Morte à 30 ans vierge et sans avoir guère mis les pieds hors de son village perdu dans la lande désolée, mais auteur d'un chef d’œuvre sur les passions les plus sombres du cœur humain : combien ne se sont pas plu, en particulier en France, à rêvasser au sujet d'Emily Brontë comme d'une farouche Manon des bruyères, une fascinante Antinéa des brumes du Nord, ou une impérieuse vestale du Temple du Mal (littéraire) ?

Or, je crains que, si certains eussent entrepris le périple pour Haworth du vivant d'Emily Brontë, leurs fantasmes se seraient effilochés les uns après les autres un peu comme le bucolisme de Lockwood dans Les Hauts de Hurlevent :  

— Quel voyage en train ! Quel défilé sinistre de briques noircies... Quoi ! Des usines au pied même du village ! Qu'est-ce que cela veut dire, je croyais qu'Emily Brontë vivait dans une région arriérée et sauvage ? Demandons à cette matronne locale : « Excuse me, can you have the amability to tell me where lies the parsonage of the Brontë sisters ? Can you repeat ? En haut de la rue, c'est ça ? Yes, yes, up, up the street ! I have understood ! Thank you ! » Ah ! La pente est raide... Enfin, nous y sommes. Voici une jeune femme en robe à petites fleurs qui s'adonne paisiblement au jardinage à l'extérieur d'une bâtisse cossue. Hum... Le gros chien couché près d'elle m'inspire quelque crainte. Courage ! « Good morning mademoiselle, can you have the ama... Mais ! Ne fuyez pas à toutes jambes ! Don't... C'est quoi déjà ? Bah ! », etc. Etc. 

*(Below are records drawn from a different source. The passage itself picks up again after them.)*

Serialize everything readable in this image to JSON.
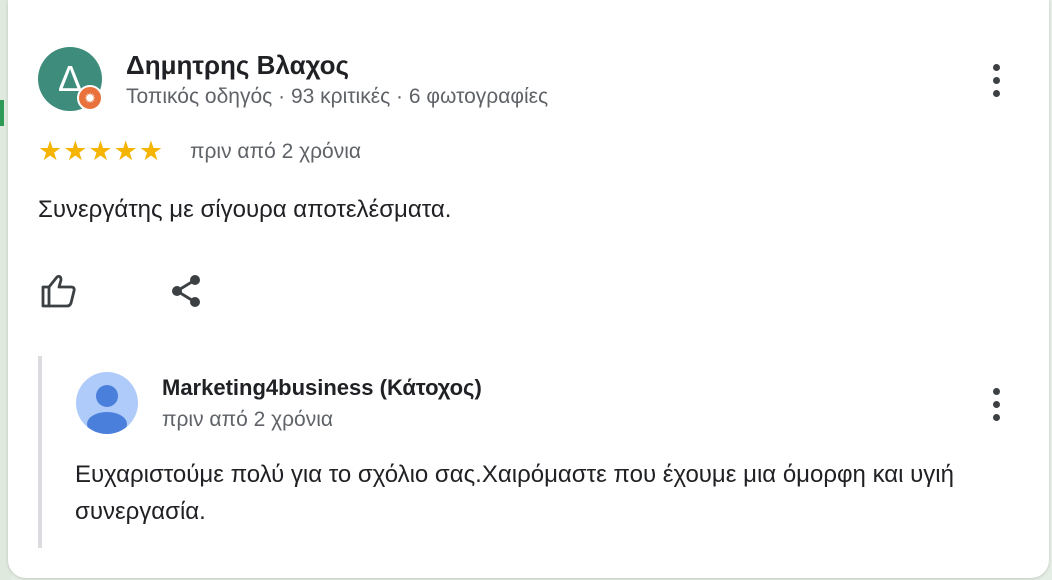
{
  "review": {
    "avatar_letter": "Δ",
    "avatar_color": "#3e8d7c",
    "badge_icon": "local-guide-star-icon",
    "badge_symbol": "✹",
    "author_name": "Δημητρης Βλαχος",
    "author_meta": "Τοπικός οδηγός · 93 κριτικές · 6 φωτογραφίες",
    "rating": 5,
    "rating_max": 5,
    "stars_display": "★★★★★",
    "time": "πριν από 2 χρόνια",
    "text": "Συνεργάτης με σίγουρα αποτελέσματα.",
    "actions": [
      {
        "icon": "thumbs-up-icon"
      },
      {
        "icon": "share-icon"
      }
    ],
    "more_icon": "more-vert-icon"
  },
  "owner_reply": {
    "author_name": "Marketing4business (Κάτοχος)",
    "time": "πριν από 2 χρόνια",
    "text": "Ευχαριστούμε πολύ για το σχόλιο σας.Χαιρόμαστε που έχουμε μια όμορφη και υγιή συνεργασία.",
    "avatar_icon": "default-person-avatar-icon",
    "more_icon": "more-vert-icon"
  },
  "colors": {
    "star": "#f4b400",
    "badge": "#e8713c",
    "owner_avatar_bg": "#aecbfa",
    "owner_avatar_fg": "#4a7fdb"
  }
}
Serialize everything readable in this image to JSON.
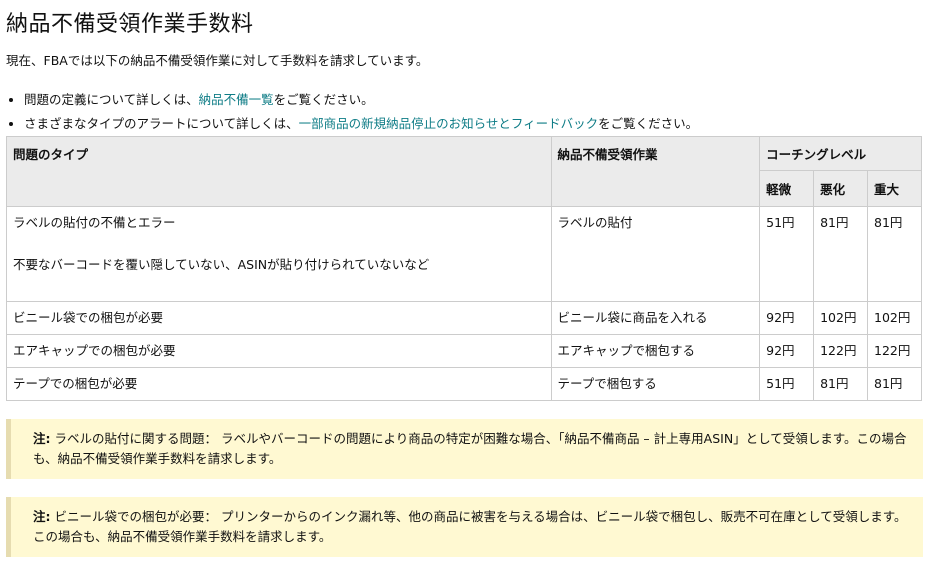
{
  "title": "納品不備受領作業手数料",
  "intro": "現在、FBAでは以下の納品不備受領作業に対して手数料を請求しています。",
  "bullets": [
    {
      "prefix": "問題の定義について詳しくは、",
      "link": "納品不備一覧",
      "suffix": "をご覧ください。"
    },
    {
      "prefix": "さまざまなタイプのアラートについて詳しくは、",
      "link": "一部商品の新規納品停止のお知らせとフィードバック",
      "suffix": "をご覧ください。"
    }
  ],
  "table": {
    "headers": {
      "problem_type": "問題のタイプ",
      "task": "納品不備受領作業",
      "coaching_level": "コーチングレベル",
      "levels": [
        "軽微",
        "悪化",
        "重大"
      ]
    },
    "rows": [
      {
        "problem": "ラベルの貼付の不備とエラー",
        "detail": "不要なバーコードを覆い隠していない、ASINが貼り付けられていないなど",
        "task": "ラベルの貼付",
        "fees": [
          "51円",
          "81円",
          "81円"
        ]
      },
      {
        "problem": "ビニール袋での梱包が必要",
        "detail": "",
        "task": "ビニール袋に商品を入れる",
        "fees": [
          "92円",
          "102円",
          "102円"
        ]
      },
      {
        "problem": "エアキャップでの梱包が必要",
        "detail": "",
        "task": "エアキャップで梱包する",
        "fees": [
          "92円",
          "122円",
          "122円"
        ]
      },
      {
        "problem": "テープでの梱包が必要",
        "detail": "",
        "task": "テープで梱包する",
        "fees": [
          "51円",
          "81円",
          "81円"
        ]
      }
    ]
  },
  "notes": [
    {
      "label": "注:",
      "text": "ラベルの貼付に関する問題： ラベルやバーコードの問題により商品の特定が困難な場合、「納品不備商品 – 計上専用ASIN」として受領します。この場合も、納品不備受領作業手数料を請求します。"
    },
    {
      "label": "注:",
      "text": "ビニール袋での梱包が必要： プリンターからのインク漏れ等、他の商品に被害を与える場合は、ビニール袋で梱包し、販売不可在庫として受領します。この場合も、納品不備受領作業手数料を請求します。"
    }
  ],
  "colors": {
    "link": "#0e7c86",
    "header_bg": "#ebebeb",
    "note_bg": "#fff9d2",
    "border": "#cccccc"
  }
}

Que l'on me pardonne de plaisanter ainsi de toutes les fariboles qui ont eu cours sur les sœurs Brontë depuis cent-cinquante ans et qui ont appauvri la portée de leur œuvre en réduisant Charlotte à une pourvoyeuse de romans à l'eau de rose, Emily à un génie sauvage dénué de culture et de réflexivité, et Anne à une prêcheuse bornée.  

Certes, le sérieux n'a (presque) jamais manqué, mais qui s'intéresse aux sœurs Brontë peut aisément tomber sur des productions trompeuses, il faut faire attention...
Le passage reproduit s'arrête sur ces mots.